本開示の摺洗物品は、従前のデザインに対する顕著な改善を提供する。テクスチャ層の下の基材の面に、ステインリリースコーティング又はステインリリース剤を組み込むことにより、ステインリリースに対する使用者の好みを満たす(又は、摺洗若しくは擦り取り能力を提供する)。更に、意外にも、印刷されたオプションのテクスチャ層が、非フルオロケミカルステインリリース剤を組み込んだステインリリースコーティングを含む、ステインリリース処理された又はステインリリースコーティングされた基材に対する、強い接着をもたらすことが確認された。また意外にも、フルオロケミカルステインリリース剤を組み込んだステインリリースコーティングを伴う、テクスチャ層の適切な接着レベルも確認された。

Claims (10)

  1. 互いに反対側を向いた第1及び第2の主表面を画定する基材と、
    ステインリリース剤を含み、前記基材に適用され、少なくとも前記第1の主表面上に存在する、ステインリリースコーティングと、
    前記基材と向かい合う前記ステインリリースコーティング上に形成されたテクスチャ層と、
    を備える摺洗物品。
  2. 前記ステインリリース剤が非フルオロケミカルステインリリース剤である、請求項1に記載の摺洗物品。
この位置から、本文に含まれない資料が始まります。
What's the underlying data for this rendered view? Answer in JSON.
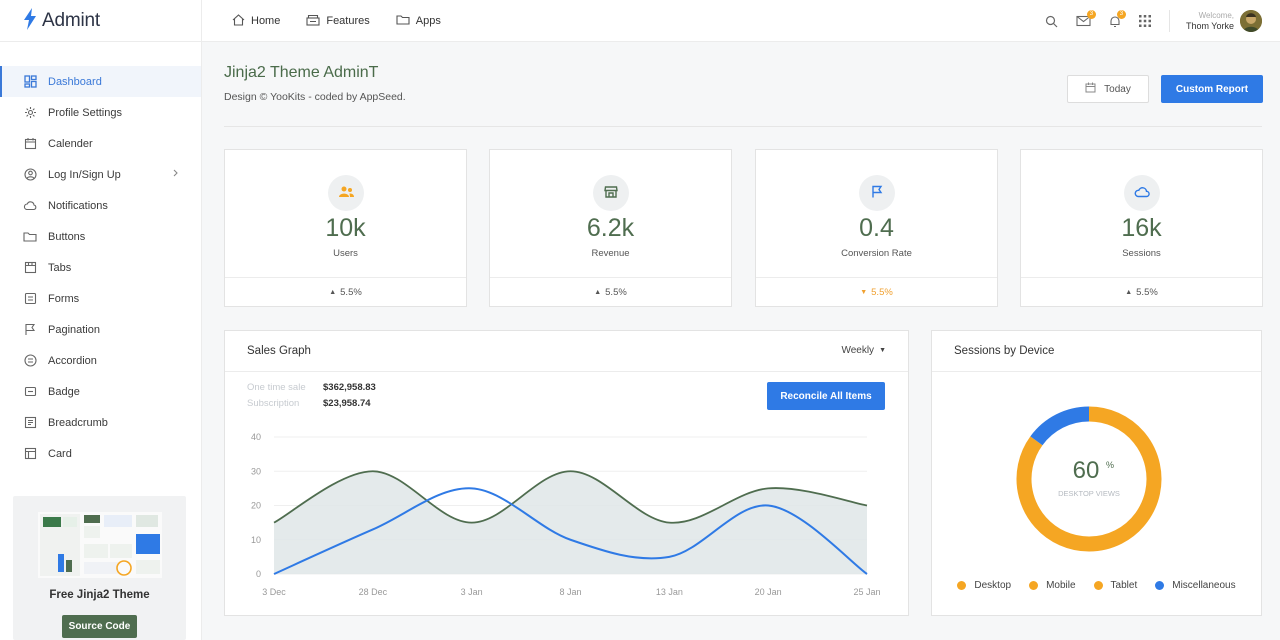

  3. 前記ステインリリース剤が、ポリエチレンオキシド、ポリビニルピロリドン、並びに、スチレン−無水マレイン、アクリレート、及びフェノールからなる群から選択されるポリマーのうちの1種を含む、請求項2に記載の摺洗物品。
  4. 前記ステインリリース剤がフルオロケミカルステインリリース剤である、請求項1に記載の摺洗物品。
  5. 前記ステインリリース剤がフルオロケミカルウレタンを含む、請求項4に記載の摺洗物品。
  6. 前記テクスチャ層の外面全てが前記ステインリリースコーティングに対して露出されている、請求項1に記載の摺洗物品。
  7. 前記テクスチャ層がパターンを画定する、請求項1に記載の摺洗物品。
  8. 前記第2の主面に取り付けられた補助的基材を更に備える、請求項1に記載の摺洗物品。
  9. 互いに反対側を向いた第1及び第2の主表面を画定する基材を準備する工程と、
    ステインリリースコーティングが少なくとも前記第1の主表面上に存在するように、前記ステインリリースコーティングを前記基材に適用する工程と、
    前記ステインリリースコーティング上に、前記基材と向かい合うテクスチャ層を形成する工程と
    を含む、摺洗物品を製造する方法。
  10. テクスチャ層を形成する前記工程が、
    流動性テクスチャ層組成物を準備する工程と、
    前記流動性テクスチャ層組成物を前記ステインリリースコーティング上に転写する工程と、
    を含む、請求項9に記載の方法。